DLLIMPORT int __stdcall Test(void)
{
return 33;
}
DLLIMPORT int __stdcall NGToolsCal(void)
{
FlowParSTRUCT flowParams = {0};
NGParSTRUCT ngParams = {0};
// 设置基本参数
flowParams.dPatm = 0.0981; // 标准大气压(bar)
flowParams.dPf = 1.48; // 压力(MPa)
flowParams.dPfType = 0; // 0=表压1=绝压
flowParams.dDp = 12.50; // 差压(kPa)
flowParams.dTf = 15; // 温度(°C)
flowParams.dCbtj = 0; // 参比条件类型(0=标准状态)
// 设置管道参数
flowParams.dPipeD = 259.38; // 管道内径(mm)
flowParams.dOrificeD = 150.25; // 孔板孔径(mm)
flowParams.dPipeType = 0; // 管道类型
flowParams.dPtmode = 0; // 取压方式(0=法兰取压1=角接取压)
// 设置材料参数
flowParams.dPipeMaterial = 2; // 20号钢
flowParams.dOrificeMaterial = 9; // 镍铬合金
// 设置天然气组分(示例: 95%甲烷5%其他)
// 初始化天然气组分数组(GB/T 21446-2008 典型示例组成)
int i=0;
for ( i = 0; i < NUMBEROFCOMPONENTS; i++) {
flowParams.dNG_Compents[i] = 0.0; // 先全部初始化为0
}
flowParams.dNG_Compents[0] = 88.36; // 甲烷(CH4)
flowParams.dNG_Compents[1] = 0.68; // 氮气(N2)
flowParams.dNG_Compents[2] = 1.57; // 二氧化碳(CO2)
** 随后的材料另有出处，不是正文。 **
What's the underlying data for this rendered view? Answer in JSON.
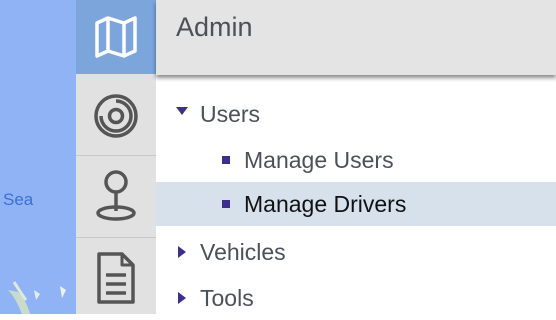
{
  "map": {
    "label": "Sea"
  },
  "rail": {
    "items": [
      {
        "icon": "map-icon",
        "active": true
      },
      {
        "icon": "target-icon",
        "active": false
      },
      {
        "icon": "location-pin-icon",
        "active": false
      },
      {
        "icon": "document-icon",
        "active": false
      }
    ]
  },
  "panel": {
    "title": "Admin",
    "tree": [
      {
        "label": "Users",
        "expanded": true,
        "children": [
          {
            "label": "Manage Users",
            "selected": false
          },
          {
            "label": "Manage Drivers",
            "selected": true
          }
        ]
      },
      {
        "label": "Vehicles",
        "expanded": false
      },
      {
        "label": "Tools",
        "expanded": false
      }
    ]
  },
  "colors": {
    "rail_active": "#7ba5db",
    "rail_bg": "#e1e1e1",
    "selected_row": "#d6e1ec",
    "bullet": "#3d2e8c",
    "map_water": "#8fb3f4"
  }
}
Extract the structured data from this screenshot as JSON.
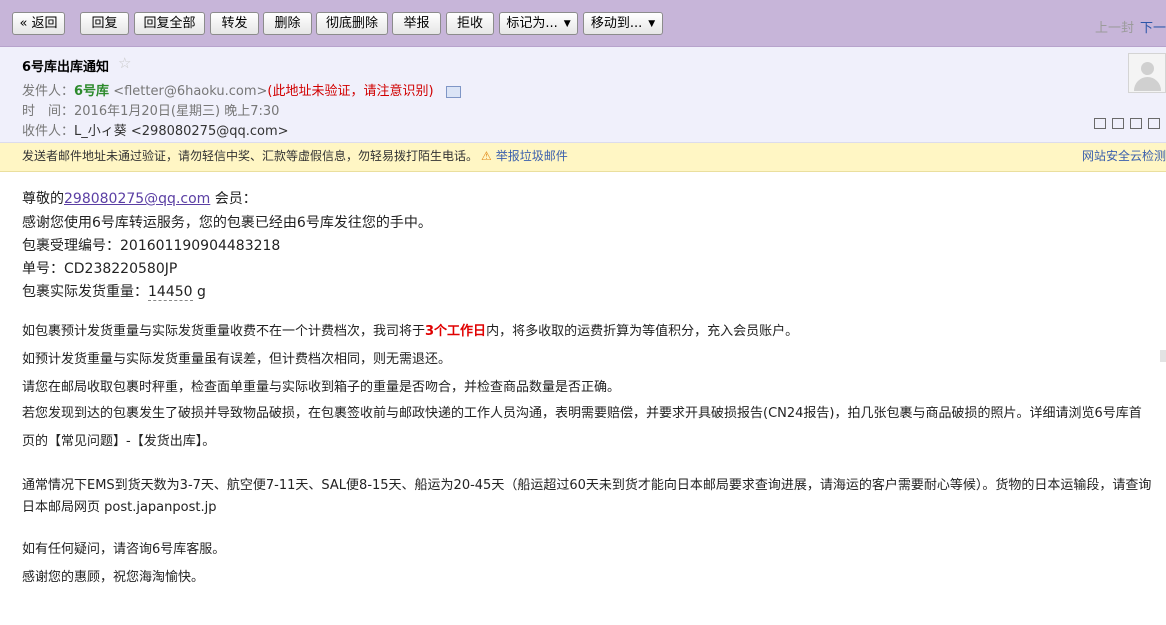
{
  "toolbar": {
    "back": "« 返回",
    "reply": "回复",
    "reply_all": "回复全部",
    "forward": "转发",
    "delete": "删除",
    "delete_permanently": "彻底删除",
    "report": "举报",
    "reject": "拒收",
    "mark_as": "标记为...",
    "move_to": "移动到...",
    "prev": "上一封",
    "next": "下一"
  },
  "header": {
    "subject": "6号库出库通知",
    "sender_label": "发件人：",
    "sender_name": "6号库",
    "sender_email": "<fletter@6haoku.com>",
    "sender_warning": "(此地址未验证，请注意识别)",
    "time_label": "时　间：",
    "time_value": "2016年1月20日(星期三) 晚上7:30",
    "recipient_label": "收件人：",
    "recipient_value": "L_小ィ葵 <298080275@qq.com>"
  },
  "warning_bar": {
    "message": "发送者邮件地址未通过验证，请勿轻信中奖、汇款等虚假信息，勿轻易拨打陌生电话。",
    "report_link": "举报垃圾邮件",
    "cloud_check": "网站安全云检测"
  },
  "body": {
    "greeting_prefix": "尊敬的",
    "greeting_email": "298080275@qq.com",
    "greeting_suffix": " 会员：",
    "line_thanks": "感谢您使用6号库转运服务，您的包裹已经由6号库发往您的手中。",
    "line_acceptance": "包裹受理编号：201601190904483218",
    "line_tracking": "单号：CD238220580JP",
    "weight_label": "包裹实际发货重量：",
    "weight_value": "14450",
    "weight_unit": " g",
    "para1_a": "如包裹预计发货重量与实际发货重量收费不在一个计费档次，我司将于",
    "para1_red": "3个工作日",
    "para1_b": "内，将多收取的运费折算为等值积分，充入会员账户。",
    "para2": "如预计发货重量与实际发货重量虽有误差，但计费档次相同，则无需退还。",
    "para3": "请您在邮局收取包裹时秤重，检查面单重量与实际收到箱子的重量是否吻合，并检查商品数量是否正确。",
    "para4": "若您发现到达的包裹发生了破损并导致物品破损，在包裹签收前与邮政快递的工作人员沟通，表明需要赔偿，并要求开具破损报告(CN24报告)，拍几张包裹与商品破损的照片。详细请浏览6号库首页的【常见问题】-【发货出库】。",
    "para5": "通常情况下EMS到货天数为3-7天、航空便7-11天、SAL便8-15天、船运为20-45天（船运超过60天未到货才能向日本邮局要求查询进展，请海运的客户需要耐心等候）。货物的日本运输段，请查询日本邮局网页 post.japanpost.jp",
    "para6": "如有任何疑问，请咨询6号库客服。",
    "para7": "感谢您的惠顾，祝您海淘愉快。"
  }
}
flowParams.dNG_Compents[3] =6.25; // 乙烷(C2H6)
flowParams.dNG_Compents[4] = 2.4; // 丙烷(C3H8)
flowParams.dNG_Compents[5] = 0.00; // 水(H2O)
flowParams.dNG_Compents[6] = 0.00; // 硫化氢(H2S)
flowParams.dNG_Compents[7] = 0.04; // 氢气(H2)
flowParams.dNG_Compents[8] = 0.00; // 一氧化碳(CO)
flowParams.dNG_Compents[9] = 0.00; // 氧气(O2)
flowParams.dNG_Compents[10] = 0.15; // 异丁烷(i-C4H10)
flowParams.dNG_Compents[11] = 0.35; // 正丁烷(n-C4H10)
flowParams.dNG_Compents[12] = 0.05; // 异戊烷(i-C5H12)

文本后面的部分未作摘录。